The "January through March period was the driest on record for the contiguous US. So not only was it hot, it was record dry as well," Masters said. "And that's a bad combination for water availability, for agriculture, for river levels, for navigation."
Looking ahead, NOAA warned that "drought is expected to persist and expand across much of the interior West, Southwest, Rockies, and High Plains, as well as parts of the South, Southeast, and Mid-Atlantic... Significant wildland fire potential is above normal across portions of the Southwest, southern Plains, and central High Plains, and much of the Deep South and Southeast."
The AP also pointed out that both the US agency and Europe's Copernicus are "forecasting a 'super' strong El Niño to form in a few months and intensify into the winter. Meteorologists expect that to increase already warm temperatures across the globe, likely pushing past the hottest year mark set by 2024."
Already, as governments across the globe, including the Big Oil-backed Trump administration, refuse to take the actions that the scientific community argues are necessary to address the climate emergency—most notably, swiftly shift away from planet-warming fossil fuels—humanity is contending with deadly conditions during heatwaves.
For a study published last month in the journal Nature Communications, researchers examined heatwaves in Mecca, Saudi Arabia (2024); Bangkok, Thailand (2024); Phoenix, Arizona, the United States (2023); Mount Isa, Australia (2019); Larkana, Pakistan (2015); and Seville, Spain (2003). During each, they found spans of "nonsurvivable" conditions for people ages 65 and older in direct sun.

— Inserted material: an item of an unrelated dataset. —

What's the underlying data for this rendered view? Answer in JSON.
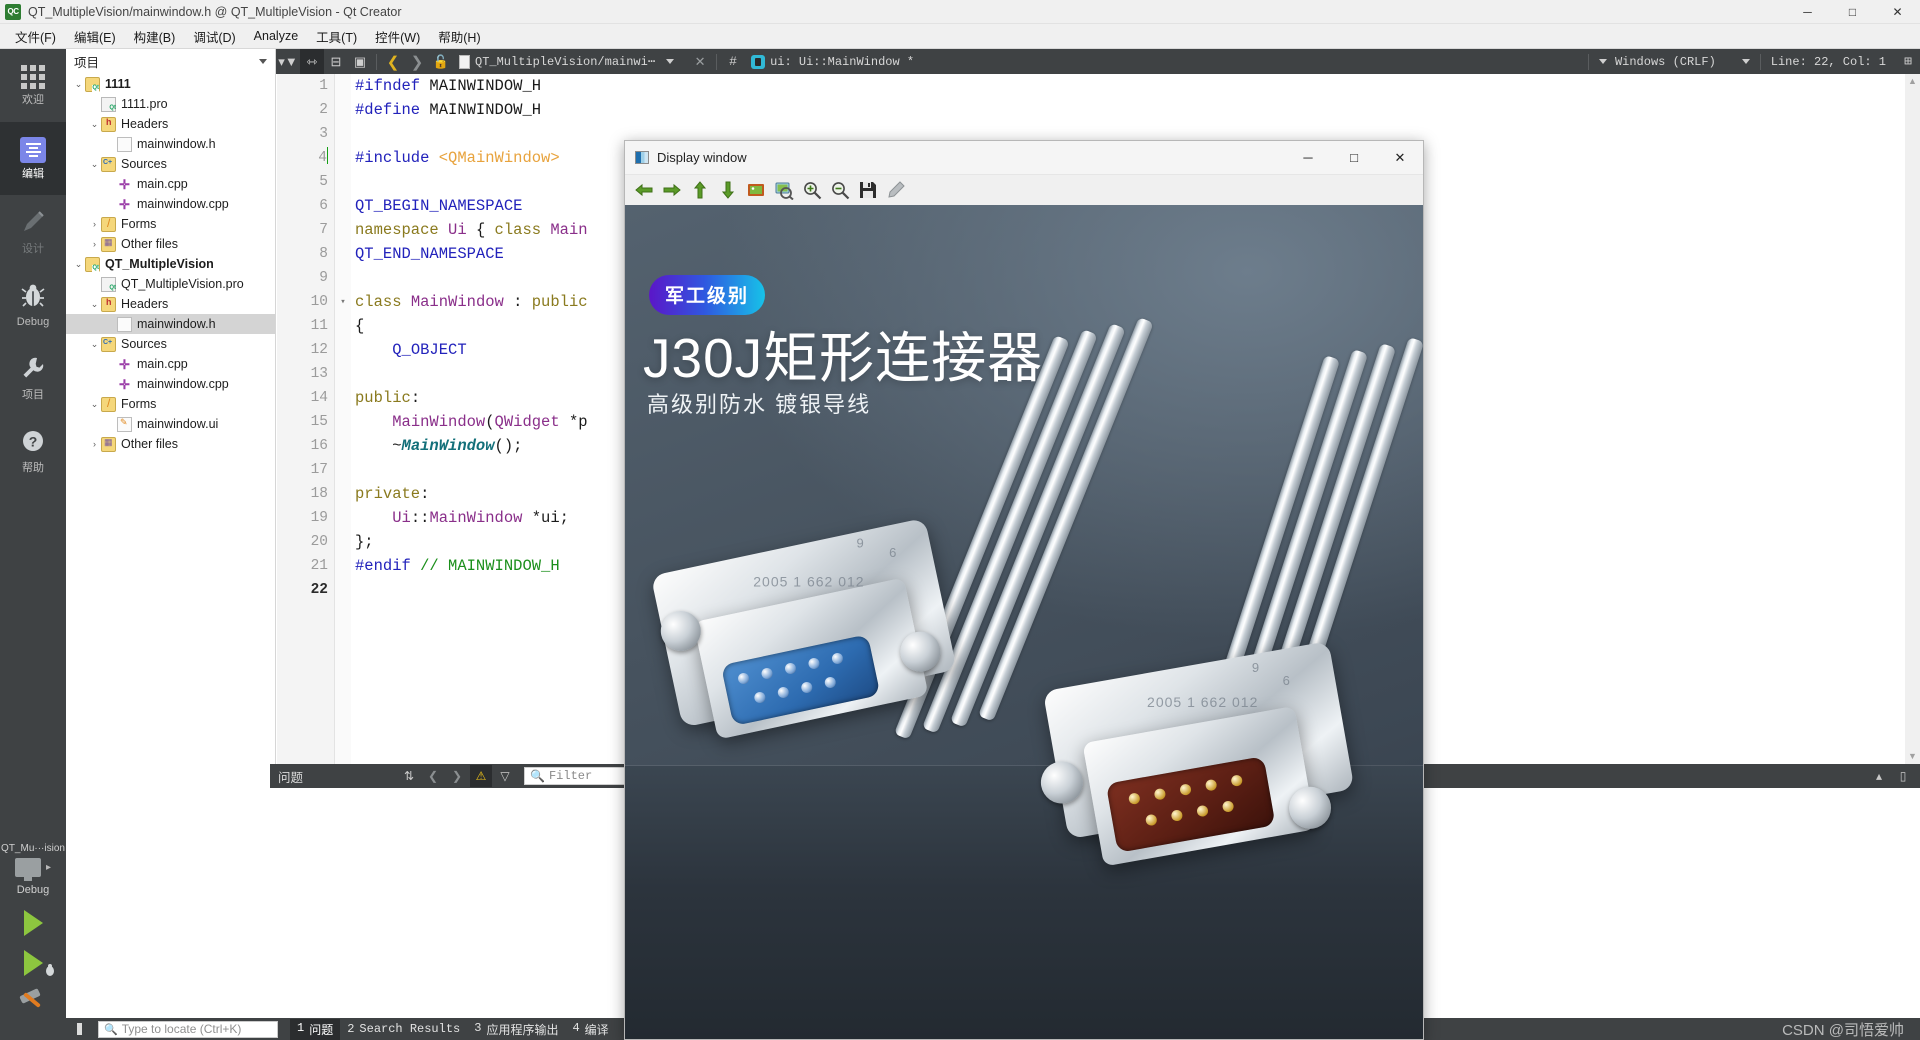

"My first thought was, 'Oh shit'—I really didn't expect to see that, especially when you zoom in to individual cities," Sarah Perkins-Kirkpatrick, the study's lead author and a professor at the Australian National University, told The Guardian in reporting published Wednesday. "If it's already happening now, then what does a future that is two or three degrees warmer hold?"
Sharing the report on social media, Bill McGuire, a volcanologist and emeritus professor at University College London, said, "As some of us have been saying for quite a while, dangerous climate breakdown is already here, and killing people—now, today."